Every day the materials of historical buildings are decaying and their colors are fading. However, the precise hues of these building could be seen by future generations if Texas A&M architecture assistant professor Wei Yan is successful in developing techniques to accurately capture and preserve a building’s color information.
Yan was recently awarded a $30,000 Digital Humanities startup grant from the National Endowment of the Humanities to support the development of new methods of recording color information of historical buildings and other artworks.
Yan’s research is focused on creating low-cost, highly efficient techniques for recording and documenting intrinsic chromaticity information, excluding lighting effects, of historical building interiors and exteriors.
Chromaticity is the specific quality of a color determined by its purity and hue.

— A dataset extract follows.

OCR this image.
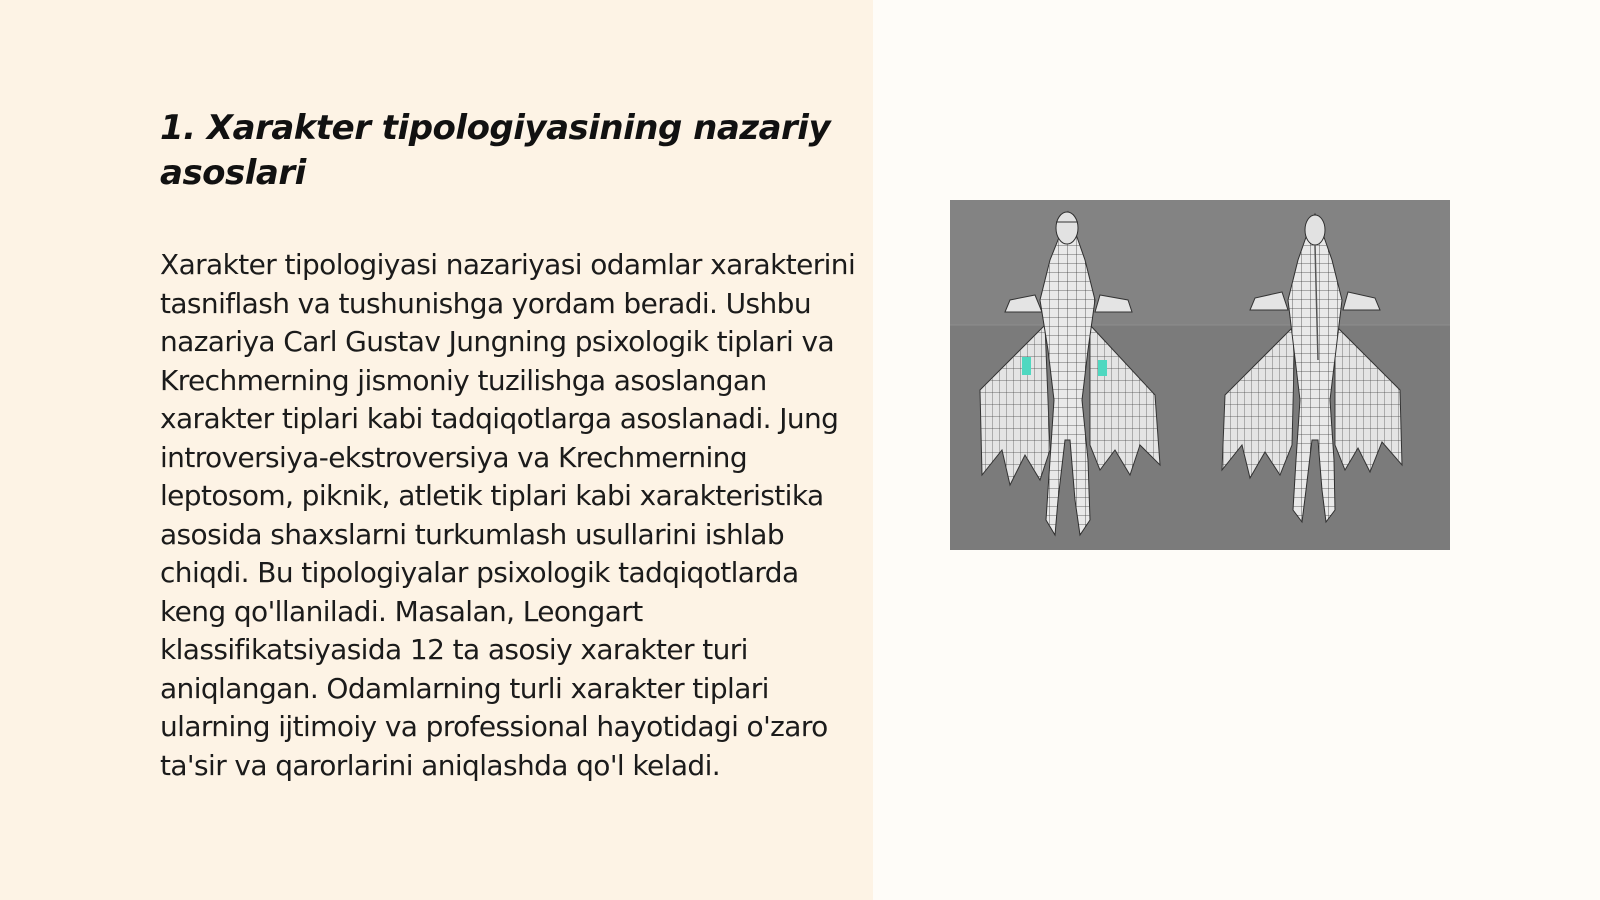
1. Xarakter tipologiyasining nazariy asoslari

Xarakter tipologiyasi nazariyasi odamlar xarakterini tasniflash va tushunishga yordam beradi. Ushbu nazariya Carl Gustav Jungning psixologik tiplari va Krechmerning jismoniy tuzilishga asoslangan xarakter tiplari kabi tadqiqotlarga asoslanadi. Jung introversiya-ekstroversiya va Krechmerning leptosom, piknik, atletik tiplari kabi xarakteristika asosida shaxslarni turkumlash usullarini ishlab chiqdi. Bu tipologiyalar psixologik tadqiqotlarda keng qo'llaniladi. Masalan, Leongart klassifikatsiyasida 12 ta asosiy xarakter turi aniqlangan. Odamlarning turli xarakter tiplari ularning ijtimoiy va professional hayotidagi o'zaro ta'sir va qarorlarini aniqlashda qo'l keladi.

Yan’s project employs a technique know as High Dynamic Range Imaging (HDRI). Whereas an ordinary photographic exposure, be it using film or a digital process, captures just a small amount of the total dynamic range of a scene, an image captured using an HDRI process takes in the total range of light, in all its minute gradations from the brightest highlights to the darkest shadows, allowing for a more accurate reproduction of a scene.
The NEH Digital Humanities Start-Up Grants program, which is funding Yan’s research, was created to encourage innovations in the digital humanities. The program seeks to identify projects that are particularly innovative and have the potential to make a positive impact on the humanities.